French Say Au Revoir To 'E-mail'
Goodbye "e-mail," the French government says, and hello "courriel" — the term that linguistically sensitive France is now using to refer to electronic mail in official documents.
The Culture Ministry has announced a ban on the use of "e-mail" in all government ministries, documents, publications or Web sites, the latest step to stem an incursion of English words into the French lexicon.
The ministry's General Commission on Terminology and Neology insists Internet surfers in France are broadly using the term "courrier electronique" (electronic mail) instead of e-mail — a claim some industry experts dispute. "Courriel" is a fusion of the two words.
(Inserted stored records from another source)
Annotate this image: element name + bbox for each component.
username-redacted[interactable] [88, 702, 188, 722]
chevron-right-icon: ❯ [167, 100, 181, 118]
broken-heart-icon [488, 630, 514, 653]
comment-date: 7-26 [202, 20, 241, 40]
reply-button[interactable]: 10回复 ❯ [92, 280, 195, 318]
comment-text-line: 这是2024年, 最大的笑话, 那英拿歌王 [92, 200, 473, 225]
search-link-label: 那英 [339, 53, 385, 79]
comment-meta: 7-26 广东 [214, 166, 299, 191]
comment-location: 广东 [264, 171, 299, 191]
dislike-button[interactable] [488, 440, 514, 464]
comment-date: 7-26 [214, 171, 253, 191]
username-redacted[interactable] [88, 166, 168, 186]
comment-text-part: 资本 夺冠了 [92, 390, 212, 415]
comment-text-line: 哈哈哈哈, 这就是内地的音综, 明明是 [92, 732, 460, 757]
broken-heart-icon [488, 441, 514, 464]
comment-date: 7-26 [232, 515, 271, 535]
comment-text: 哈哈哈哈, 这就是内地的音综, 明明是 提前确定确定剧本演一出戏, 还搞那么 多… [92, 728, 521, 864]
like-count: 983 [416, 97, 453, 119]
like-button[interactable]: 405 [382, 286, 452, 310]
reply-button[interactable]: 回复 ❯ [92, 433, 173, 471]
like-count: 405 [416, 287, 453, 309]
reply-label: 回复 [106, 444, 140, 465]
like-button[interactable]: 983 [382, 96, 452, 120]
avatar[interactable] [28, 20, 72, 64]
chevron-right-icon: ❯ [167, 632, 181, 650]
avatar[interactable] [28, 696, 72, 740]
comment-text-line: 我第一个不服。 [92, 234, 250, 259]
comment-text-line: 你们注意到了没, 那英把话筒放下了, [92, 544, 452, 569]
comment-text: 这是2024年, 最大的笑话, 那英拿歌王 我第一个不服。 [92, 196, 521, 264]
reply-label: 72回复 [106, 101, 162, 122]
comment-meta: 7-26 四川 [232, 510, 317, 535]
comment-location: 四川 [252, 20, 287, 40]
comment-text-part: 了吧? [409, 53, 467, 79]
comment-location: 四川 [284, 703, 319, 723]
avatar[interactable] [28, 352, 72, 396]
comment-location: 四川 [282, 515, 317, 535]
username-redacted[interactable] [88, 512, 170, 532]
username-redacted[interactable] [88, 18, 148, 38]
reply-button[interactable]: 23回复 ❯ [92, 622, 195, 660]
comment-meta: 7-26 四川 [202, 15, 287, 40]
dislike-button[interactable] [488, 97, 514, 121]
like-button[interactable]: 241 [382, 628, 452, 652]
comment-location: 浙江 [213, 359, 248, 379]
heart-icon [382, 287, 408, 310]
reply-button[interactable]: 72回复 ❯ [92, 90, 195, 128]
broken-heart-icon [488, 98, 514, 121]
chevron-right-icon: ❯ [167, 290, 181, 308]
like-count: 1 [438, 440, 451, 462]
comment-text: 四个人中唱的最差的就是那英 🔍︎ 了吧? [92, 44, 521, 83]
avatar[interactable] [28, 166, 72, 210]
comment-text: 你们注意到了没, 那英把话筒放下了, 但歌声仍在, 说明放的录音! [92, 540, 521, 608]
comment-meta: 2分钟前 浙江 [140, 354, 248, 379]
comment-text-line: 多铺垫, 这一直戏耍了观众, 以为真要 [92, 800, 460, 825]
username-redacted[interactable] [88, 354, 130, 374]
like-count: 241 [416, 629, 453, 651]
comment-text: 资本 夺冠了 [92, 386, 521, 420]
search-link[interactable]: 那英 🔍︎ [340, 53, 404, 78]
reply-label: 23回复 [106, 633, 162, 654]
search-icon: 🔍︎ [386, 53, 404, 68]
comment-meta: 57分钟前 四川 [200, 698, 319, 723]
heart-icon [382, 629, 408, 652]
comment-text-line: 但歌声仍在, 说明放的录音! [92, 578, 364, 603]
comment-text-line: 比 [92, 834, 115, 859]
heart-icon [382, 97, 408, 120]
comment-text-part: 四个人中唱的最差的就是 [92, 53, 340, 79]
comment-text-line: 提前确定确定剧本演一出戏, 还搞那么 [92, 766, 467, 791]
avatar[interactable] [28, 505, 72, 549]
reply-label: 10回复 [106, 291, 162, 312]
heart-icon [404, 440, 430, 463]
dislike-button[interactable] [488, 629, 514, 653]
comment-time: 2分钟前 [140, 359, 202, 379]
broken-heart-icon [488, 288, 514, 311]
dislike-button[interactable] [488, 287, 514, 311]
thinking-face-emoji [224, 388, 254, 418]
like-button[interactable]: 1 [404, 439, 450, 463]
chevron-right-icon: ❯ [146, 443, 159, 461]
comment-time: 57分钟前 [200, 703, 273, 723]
"Evocative, with a very French sound, the word 'courriel' is broadly used in the press and competes advantageously with the borrowed 'mail' in English," the commission has ruled.
The move to ban "e-mail" was announced last week after the decision was published in the official government register on June 20. Courriel is a term that has often been used in French-speaking Quebec, the commission said.
The 7-year-old commission has links to the Academie Francaise, the prestigious institution that has been one of the top opponents of allowing English terms to seep into French.
Some Internet industry experts say the decision is artificial and doesn't reflect reality.
"The word 'courriel' is not at all actively used," Marie-Christine Levet, president of French Internet service provider Club Internet, said Friday. "E-mail has sunk in to our values."
She said Club Internet wasn't changing the words it uses.
"Protecting the language is normal, but e-mail's so assimilated now that no one thinks of it as American," she said. "Courriel would just be a new word to launch."